As the United Methodist Church prepares for its quadrennial General Conference
next week, conservative and progressive factions of the UMC expect a heated debate
over the compatibility of gays with church teachings.
The conference, scheduled for April 27 - May 7, comes in the wake of a Methodist
court acquittal on March 20 of a lesbian minister from Washington state on
charges that her sexual orientation is “incompatible with Christian teaching” and
that she should be stripped of her ordination.
“We’re in a crisis here,” said Rev. James Moore, pastor
of St. Mark United Methodist Church in Atlanta, a church that includes a heavily
gay congregation. “As much as I applaud what happened in Seattle, this
decision really strikes at the heart of who we are.”
Some 1,000 delegates meet in Pittsburgh beginning next week to revise the
UMC Book of Discipline, which serves as church law for the 10 million UMC members
in the U.S., Europe, Africa and the Philippines.
Recommendations to alter Methodist laws about gays will be made by delegates
who want further acceptance of gays in the church as well as those who seek
to make the church code more “orthodox,” said Patricia Miller,
executive director of Confessing Movement, a group opposed to gay clergy.
“There are people working on a proposal to work on the damage of what
happened as a result of the Dammann trial,” Miller said.
Governing members of the denomination-wide Board of Church & Society,
a social action and advocacy branch of the church based in Washington, D.C.,
has already proposed eliminating the Book of Discipline clause that makes practicing
gays “incompatible with Christian teaching.”
The board recommendation says, “Although faithful Christians disagree
on the compatibility of homosexual practice with Christian teaching, we affirm
that God’s grace is available to all.”
Yet the gay-friendly proposal does not allay fears that Dammann’s acquittal
fueled a conservative backlash that would make the acceptance of gays more
challenging in the long run, Moore said.
Several leaders in the Methodist church, including some in the Southeast,
disagree with Dammann’s acquittal.

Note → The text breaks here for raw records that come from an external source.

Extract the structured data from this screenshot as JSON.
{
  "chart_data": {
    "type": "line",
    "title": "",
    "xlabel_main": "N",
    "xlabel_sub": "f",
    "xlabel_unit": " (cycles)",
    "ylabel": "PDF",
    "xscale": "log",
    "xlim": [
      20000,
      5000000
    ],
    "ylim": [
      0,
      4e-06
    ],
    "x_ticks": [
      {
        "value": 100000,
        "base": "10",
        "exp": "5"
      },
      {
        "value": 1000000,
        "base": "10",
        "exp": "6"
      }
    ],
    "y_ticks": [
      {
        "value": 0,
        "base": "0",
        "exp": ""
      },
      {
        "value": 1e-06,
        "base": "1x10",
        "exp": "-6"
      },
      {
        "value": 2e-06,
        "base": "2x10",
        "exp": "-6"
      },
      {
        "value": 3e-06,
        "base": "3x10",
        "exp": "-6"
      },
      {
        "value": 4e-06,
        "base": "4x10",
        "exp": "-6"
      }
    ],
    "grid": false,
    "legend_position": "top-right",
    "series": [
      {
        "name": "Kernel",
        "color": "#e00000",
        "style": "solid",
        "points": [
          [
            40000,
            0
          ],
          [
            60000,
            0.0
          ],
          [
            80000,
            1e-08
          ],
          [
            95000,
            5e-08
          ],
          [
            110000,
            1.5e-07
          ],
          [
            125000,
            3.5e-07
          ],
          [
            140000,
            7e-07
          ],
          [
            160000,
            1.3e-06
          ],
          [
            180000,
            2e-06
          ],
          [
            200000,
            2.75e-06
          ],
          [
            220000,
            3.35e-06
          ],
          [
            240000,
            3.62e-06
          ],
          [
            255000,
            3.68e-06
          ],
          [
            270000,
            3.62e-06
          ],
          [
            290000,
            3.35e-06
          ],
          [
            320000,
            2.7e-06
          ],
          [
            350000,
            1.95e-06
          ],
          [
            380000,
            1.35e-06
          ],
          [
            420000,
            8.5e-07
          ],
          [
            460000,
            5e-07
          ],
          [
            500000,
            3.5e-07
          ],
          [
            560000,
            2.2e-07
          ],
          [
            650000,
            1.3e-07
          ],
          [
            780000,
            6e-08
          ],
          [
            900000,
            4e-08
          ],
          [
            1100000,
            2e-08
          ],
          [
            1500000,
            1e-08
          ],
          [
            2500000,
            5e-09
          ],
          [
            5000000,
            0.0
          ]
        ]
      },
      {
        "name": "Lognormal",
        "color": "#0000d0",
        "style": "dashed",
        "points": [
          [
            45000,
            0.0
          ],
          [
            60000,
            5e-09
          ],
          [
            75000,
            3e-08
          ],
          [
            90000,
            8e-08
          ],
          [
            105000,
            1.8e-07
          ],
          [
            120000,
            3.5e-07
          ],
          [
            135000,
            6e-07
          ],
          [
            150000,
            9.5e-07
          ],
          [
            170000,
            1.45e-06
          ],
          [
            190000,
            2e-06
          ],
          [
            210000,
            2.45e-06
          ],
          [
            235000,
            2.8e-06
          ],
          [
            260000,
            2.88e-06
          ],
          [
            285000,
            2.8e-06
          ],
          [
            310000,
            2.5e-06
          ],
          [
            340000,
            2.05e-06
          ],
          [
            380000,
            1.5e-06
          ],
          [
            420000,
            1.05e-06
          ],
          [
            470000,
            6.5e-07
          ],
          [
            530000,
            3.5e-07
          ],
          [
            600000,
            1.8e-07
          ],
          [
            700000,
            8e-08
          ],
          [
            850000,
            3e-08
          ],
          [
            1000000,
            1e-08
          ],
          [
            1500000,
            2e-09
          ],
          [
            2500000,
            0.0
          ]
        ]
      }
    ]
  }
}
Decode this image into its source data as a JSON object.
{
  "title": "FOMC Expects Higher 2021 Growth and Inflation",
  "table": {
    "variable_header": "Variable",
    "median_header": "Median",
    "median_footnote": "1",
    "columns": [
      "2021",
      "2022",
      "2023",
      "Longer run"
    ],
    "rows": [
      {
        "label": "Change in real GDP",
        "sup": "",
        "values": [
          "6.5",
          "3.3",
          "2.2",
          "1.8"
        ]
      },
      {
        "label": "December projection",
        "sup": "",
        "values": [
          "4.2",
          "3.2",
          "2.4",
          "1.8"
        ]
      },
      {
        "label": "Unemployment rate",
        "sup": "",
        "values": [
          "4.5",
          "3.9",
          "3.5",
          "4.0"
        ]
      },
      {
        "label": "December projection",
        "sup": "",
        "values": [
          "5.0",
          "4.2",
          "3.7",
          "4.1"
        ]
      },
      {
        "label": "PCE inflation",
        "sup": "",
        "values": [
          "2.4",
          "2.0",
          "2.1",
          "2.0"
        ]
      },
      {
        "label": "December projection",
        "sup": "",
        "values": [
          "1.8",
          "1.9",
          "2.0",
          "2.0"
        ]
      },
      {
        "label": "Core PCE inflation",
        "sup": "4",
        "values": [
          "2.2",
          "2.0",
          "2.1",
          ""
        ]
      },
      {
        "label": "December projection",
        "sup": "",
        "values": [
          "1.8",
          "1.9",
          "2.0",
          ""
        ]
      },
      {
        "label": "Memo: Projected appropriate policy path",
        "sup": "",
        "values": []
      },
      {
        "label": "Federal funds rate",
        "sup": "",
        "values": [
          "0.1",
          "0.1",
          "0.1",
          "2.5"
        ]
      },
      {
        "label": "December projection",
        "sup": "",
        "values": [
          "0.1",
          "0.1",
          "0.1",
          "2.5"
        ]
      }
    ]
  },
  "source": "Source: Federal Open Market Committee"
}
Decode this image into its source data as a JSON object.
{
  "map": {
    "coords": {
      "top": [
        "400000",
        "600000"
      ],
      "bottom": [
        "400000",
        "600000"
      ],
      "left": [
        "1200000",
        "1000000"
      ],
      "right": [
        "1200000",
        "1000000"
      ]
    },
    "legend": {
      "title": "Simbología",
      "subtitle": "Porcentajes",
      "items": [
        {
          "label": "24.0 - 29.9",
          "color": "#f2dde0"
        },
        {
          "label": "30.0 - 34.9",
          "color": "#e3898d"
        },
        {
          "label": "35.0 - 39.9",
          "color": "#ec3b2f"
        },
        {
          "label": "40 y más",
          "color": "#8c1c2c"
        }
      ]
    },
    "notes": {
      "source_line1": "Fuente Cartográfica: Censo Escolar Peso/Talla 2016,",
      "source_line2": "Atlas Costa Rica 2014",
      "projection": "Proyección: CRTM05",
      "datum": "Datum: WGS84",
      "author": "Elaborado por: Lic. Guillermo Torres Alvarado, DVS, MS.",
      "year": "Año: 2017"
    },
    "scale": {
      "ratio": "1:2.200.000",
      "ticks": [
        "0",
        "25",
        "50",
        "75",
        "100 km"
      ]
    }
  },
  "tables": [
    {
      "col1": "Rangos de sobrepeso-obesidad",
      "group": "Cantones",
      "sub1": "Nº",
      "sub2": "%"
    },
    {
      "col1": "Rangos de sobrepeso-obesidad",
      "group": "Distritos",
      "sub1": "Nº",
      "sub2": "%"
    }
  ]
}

They have called for her removal as
pastor at First United Methodist church in Ellensburg, Wash.
The fallout from the verdict reached Georgia when the state’s two Methodist
bishops, Lindsey Davis and Michael Watson, issued a March 22 statement calling
Dammann’s verdict “a clear sign of rebellion.”
Since then, bishops in Tennessee, Louisiana, Alabama, Florida, Virginia, Mississippi,
North Carolina, Texas and Pennsylvania have released statements against the
Dammann verdict.
Some 91 pastors in Georgia signed a statement dated March 30 from Rev. Randy
Mickler of Mt. Bethel UMC in Marietta that calls for Dammann’s removal
and asks the UMC General Conference’s Judicial Council to overturn her
acquittal.
Currently, 114 petitions from churches, individuals and the entire Northern
Illinois regional conference are being circulated asking General Conference
delegates to remove anti-gay language from the Book of Discipline, said Rev.
Troy Plummer, executive director of Reconciling Ministries Network, a group
working for gay-inclusive Methodist policy.
In the Dammann decision, the jury, comprised of members of the Pacific Northwest
Conference, concluded that the church did not provide sufficient evidence to
prove that being gay conflicts with Christian principles.
“It’s not a big deal [in Washington],” Dammann said this
week. “I think the congregation at Ellensburg was happy to have someone
who was competent and cared about them.”
No proposals have been made to remove the gay ordination ban, but Dammann
is doubtful that the church’s “incompatibility” language
or gay minister ban will be removed this year.
“In the best of all worlds, they would just stop prohibitive language
at all,” Dammann said. “I don’t think that’s going
to happen. It might … maybe the unexpected will happen.”